Une raison suffisante de s’indigner
Par Topanou Prudent Victor
Maître de conférences de Science politique
Ancien Garde des Sceaux

Si l’Abbé Alphonse QUENUM avait été en vie, il aurait certainement parlé de « régression dangereuse, d’appauvrissement préjudiciable et de descente subtile vers une dictature programmée ». Cette formule qui continue de résonner dans les esprits et dans les mémoires nous appelle à la vigilance, à la veille citoyenne permanente ; elle pousse aussi à la l’engagement social et à la responsabilité individuelle au service du collectif.

Dès lors, comment peut-on rester insensible à certaines dérives sans que l’on ne parle d’insensibilité coupable ? Comment se taire quand tout se dégrade autour de soi sans que l’on ne parle de silence coupable ? Comment faire semblant de ne pas voir et de ne pas savoir quand au nez et à la barbe de tous, des actes sont posés et des propos sont tenus tendant tous en la remise en cause préjudiciable du destin commun sans que l’on ne parle d’attitude coupable ?

Quelle que soit la sympathie ou l’antipathie que l’on peut avoir pour un homme, le Président de la République et pour le système qu’il incarne, il y a des critiques objectives que l’on ne peut pas ne pas faire dans l’intérêt commun, certains diraient « dans l’intérêt supérieur de la Nation », pour autant qu’il en existe une au Bénin. Pour notre part, quelle que soit la définition savante que l’on peut donner du mot « Nation », nous soutenons que le Bénin constitue une Nation par le seul fait que tous les Béninois ont conscience qu’ils n’ont qu’un seul bien en partage, le Bénin et qu’il faut le construire ensemble, sans exclusion, et surtout, qu’il faut éviter qu’il sombre dans le chaos, le chaos de la guerre qui obligerait ses filles et ses fils à fuir et à s’installer ailleurs. Cette conscience partagée que « l’on est toujours mieux chez soi », d’appartenir à un même pays et d’y avoir un destin commun est ce que nous appelons « la conscience nationale », l’appartenance à une même Nation, pour autant que la Nation se développe et se construit dans le cadre géographique d’un même pays.

C’est ce sentiment national et patriotique qui pousse à s’indigner de cette attitude méprisante de l’Assemblée Nationale vis-à-vis de la Cour constitutionnelle (I) dont les conséquences politiques et sociales imprévisibles seront préjudiciables à notre jeune démocratie (II).

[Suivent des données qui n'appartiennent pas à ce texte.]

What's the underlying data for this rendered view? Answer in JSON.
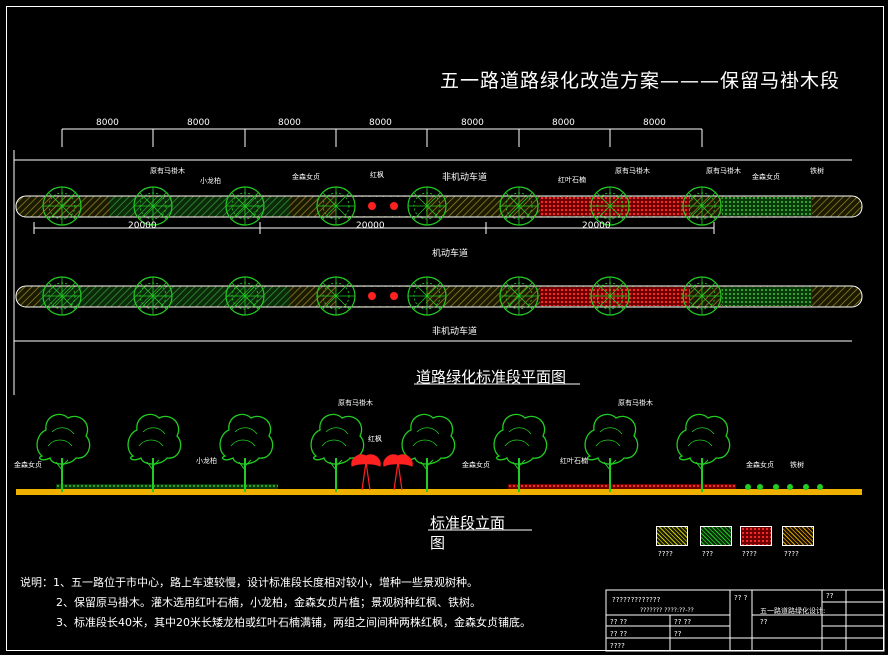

I / Une attitude méprisante du Législatif

Le contenu de la Décision DCC 17-262 du 12 décembre 2017 est très clair sur la responsabilité des Députés. Et ne pas respecter cette décision autorise à conclure à l’irresponsabilité individuelle de nos Députés. En effet, cette décision fait suite à la saisine de la Cour constitutionnelle en Septembre 2017 par deux citoyens pour dénoncer la non désignation par l’Assemblée Nationale des membres du Conseil d’Orientation et de Supervision de la Liste électorale permanente informatisée (COS-LEPI). C’est la loi 2013-06 du 25 novembre 2013 plusieurs fois modifiée portant Code électoral en République du Bénin en son article 220 qui précise, d’une part, que « l’élection en République du Bénin a lieu sur la base d’une liste électorale permanente informatisée » et, d’autre part, que cette liste doit être actualisée tous les ans entre le 1er octobre et le 31 décembre. Elle précise aussi que le COS-LEPI est composé de onze (11) membres désignés comme suit :

- Cinq (5) députés désignés par la majorité parlementaire ;
- Quatre (4) députés désignés par l’opposition parlementaire ;
- Du Directeur général de l’Institut national de la statistique et de l’analyse économique (INSAE) ;
- Du Directeur du service national en charge de l’Etat civil.

Elle précise enfin que les députés sont désignés chaque année pendant la période de mise à jour à savoir du 1er juillet au 31 janvier. Après analyse des recours, la Cour rappelle ce qui suit :

- Conformément à l’article 184, « …la carte d’électeur est valable jusqu’au terme de validité de la liste électorale permanente informatisée qui est de dix ans » ;
- La LEPI ayant été établie en 2011, elle n’expirera qu’en 2021,
- Ces dispositions n’ont été ni modifiées ni abrogées par aucune autre disposition légale, ce qui veut dire qu’elles sont toujours en vigueur.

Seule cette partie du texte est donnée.